Dass er ein Mörder war, daran gab es keinen Zweifel. Das hatte ihr schon ein einziger Blick auf das Bücherregal gesagt. Fast sämtliche Titel hatten mit irgendeinem Aspekt von Verbrechen zu tun. Romane, Lehrbücher, Sachtexte, alle säuberlich aufgereiht. Viele davon kannte sie, andere nicht. Das hattesie tief beeindruckt. Er ist ein Mann, der sein Geschäft versteht, dachte sie.
Doch ein literarisches Interesse an Verbrechen ist kein Beweis.
Selbst wenn sie es seinem Bruder zeigte, würde er jede Schlussfolgerung von sich weisen und behaupten, das sei nur eine etwas morbide Neigung und sicher nichts Außergewöhnliches für einen Menschen, der so viel Gewalt und Tod fotografiert hat. Von ihrem Sitz auf dem Boden aus sah sie zu den Fotos an der Wand empor und fragte sich, wie es jemand aushalten konnte, sich mit so vielen verstörenden Bildern von Gewalt zu umgeben.
Sie hatte nichts in der Hand. Sie trommelte mit den Fäusten auf den Boden.
Dann nahm sie den Brief von einem Bruder an den anderen und las ihn zum hundertsten Mal:
Lieber Marty,
wenn du diese Zeilen in Händen hältst, ist eins von einer Reihe möglicher Szenarien eingetreten. Ich vermute, du erwartest eine Art Erklärung.
Du brauchst keine.
Du kennst sie bereits.
Dennoch tut es mir leid, dir Kummer zu bereiten.

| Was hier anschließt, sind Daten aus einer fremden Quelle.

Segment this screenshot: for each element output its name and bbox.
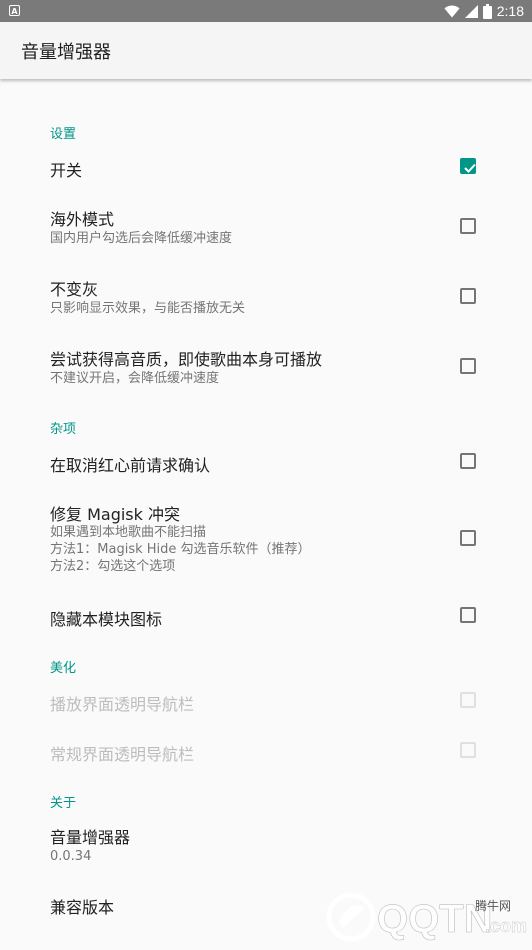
high-quality-checkbox[interactable] <box>460 358 476 374</box>
status-bar: A 2:18 <box>0 0 532 22</box>
signal-icon <box>464 4 478 18</box>
pref-player-transparent-nav[interactable]: 播放界面透明导航栏 <box>0 673 532 729</box>
notification-app-icon: A <box>9 5 20 16</box>
pref-summary-line: 方法2：勾选这个选项 <box>50 559 176 574</box>
status-icons: 2:18 <box>444 0 524 22</box>
pref-no-gray[interactable]: 不变灰 只影响显示效果，与能否播放无关 <box>0 261 532 331</box>
pref-high-quality[interactable]: 尝试获得高音质，即使歌曲本身可播放 不建议开启，会降低缓冲速度 <box>0 331 532 401</box>
pref-summary-line: 如果遇到本地歌曲不能扫描 <box>50 525 207 540</box>
pref-summary: 国内用户勾选后会降低缓冲速度 <box>50 231 233 246</box>
hide-icon-checkbox[interactable] <box>460 607 476 623</box>
preferences-list: 设置 开关 海外模式 国内用户勾选后会降低缓冲速度 不变灰 只影响显示效果，与能… <box>0 79 532 946</box>
pref-summary: 不建议开启，会降低缓冲速度 <box>50 371 220 386</box>
pref-confirm-unlike[interactable]: 在取消红心前请求确认 <box>0 435 532 487</box>
watermark-suffix: .com <box>485 916 527 936</box>
pref-normal-transparent-nav[interactable]: 常规界面透明导航栏 <box>0 729 532 781</box>
pref-title: 开关 <box>50 161 83 180</box>
overseas-mode-checkbox[interactable] <box>460 218 476 234</box>
pref-summary: 只影响显示效果，与能否播放无关 <box>50 301 246 316</box>
pref-hide-icon[interactable]: 隐藏本模块图标 <box>0 592 532 640</box>
pref-title: 修复 Magisk 冲突 <box>50 505 180 524</box>
pref-switch[interactable]: 开关 <box>0 139 532 191</box>
pref-title: 常规界面透明导航栏 <box>50 745 195 764</box>
watermark-logo: QQTN .com 腾牛网 <box>325 888 532 946</box>
confirm-unlike-checkbox[interactable] <box>460 453 476 469</box>
pref-title: 音量增强器 <box>50 828 131 847</box>
pref-overseas-mode[interactable]: 海外模式 国内用户勾选后会降低缓冲速度 <box>0 191 532 261</box>
pref-summary: 0.0.34 <box>50 849 92 864</box>
switch-checkbox[interactable] <box>460 158 476 174</box>
pref-title: 播放界面透明导航栏 <box>50 695 195 714</box>
page-title: 音量增强器 <box>21 42 111 63</box>
pref-app-info[interactable]: 音量增强器 0.0.34 <box>0 809 532 874</box>
check-icon <box>464 163 476 173</box>
pref-title: 海外模式 <box>50 210 115 229</box>
wifi-icon <box>444 5 460 17</box>
magisk-fix-checkbox[interactable] <box>460 530 476 546</box>
pref-magisk-fix[interactable]: 修复 Magisk 冲突 如果遇到本地歌曲不能扫描 方法1：Magisk Hid… <box>0 487 532 592</box>
normal-transparent-nav-checkbox[interactable] <box>460 742 476 758</box>
pref-title: 在取消红心前请求确认 <box>50 456 211 475</box>
pref-title: 尝试获得高音质，即使歌曲本身可播放 <box>50 350 323 369</box>
pref-title: 不变灰 <box>50 280 99 299</box>
qqtn-logo-icon: QQTN .com 腾牛网 <box>326 892 527 942</box>
no-gray-checkbox[interactable] <box>460 288 476 304</box>
battery-icon <box>482 3 492 19</box>
watermark-site-name: 腾牛网 <box>475 898 511 913</box>
player-transparent-nav-checkbox[interactable] <box>460 692 476 708</box>
app-bar: 音量增强器 <box>0 22 532 79</box>
pref-summary-line: 方法1：Magisk Hide 勾选音乐软件（推荐） <box>50 542 311 557</box>
pref-title: 隐藏本模块图标 <box>50 610 163 629</box>
pref-title: 兼容版本 <box>50 898 115 917</box>
status-time: 2:18 <box>496 3 524 19</box>
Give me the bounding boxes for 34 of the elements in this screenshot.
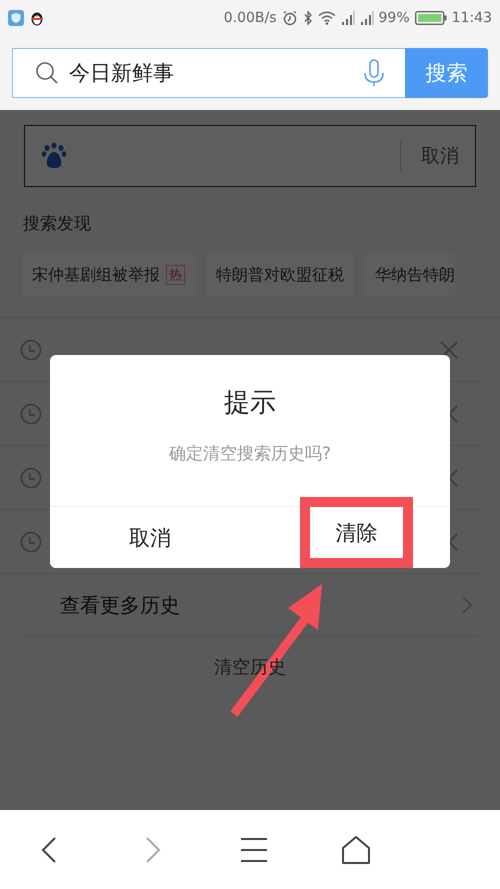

Doch es war unvermeidlich.
Zwangsläufig vielleicht.
Wir sehen uns in der Hölle wieder.
In Liebe,
dein Bruder Doug
P. S.: Was hältst du von den Fotos? Ausdrucksvoll, oder?
Detective Barren ließ das Blatt auf den Schoß sinken. Die Worte sagten ihr nichts. In ihr tobte ein gewaltiger, brodelnder Hass. Ihr Herz schien in ihrer Brust zu brennen. Sie schmeckte bittere Galle auf der Zunge. Sie wollte dem Mörder ins Gesicht spucken. Sie wollte ihm eigenhändig den Hals umdrehen, so wie er es mit ihrer Nichte getan hatte.
Sie wollte etwas laut sagen, doch stattdessen drang ihr nur ein böses, animalisches Knurren aus der Kehle.
Endlich fand sie Worte: »Es ist nicht vorbei«, sagte sie. »Ich bin noch nicht fertig mit dir. Ich kriege dich. Ich kriege dich.«
Sie dachte an ihre Nichte.
»Ach, Susan«, stöhnte sie. Doch es klang weniger traurig als wütend.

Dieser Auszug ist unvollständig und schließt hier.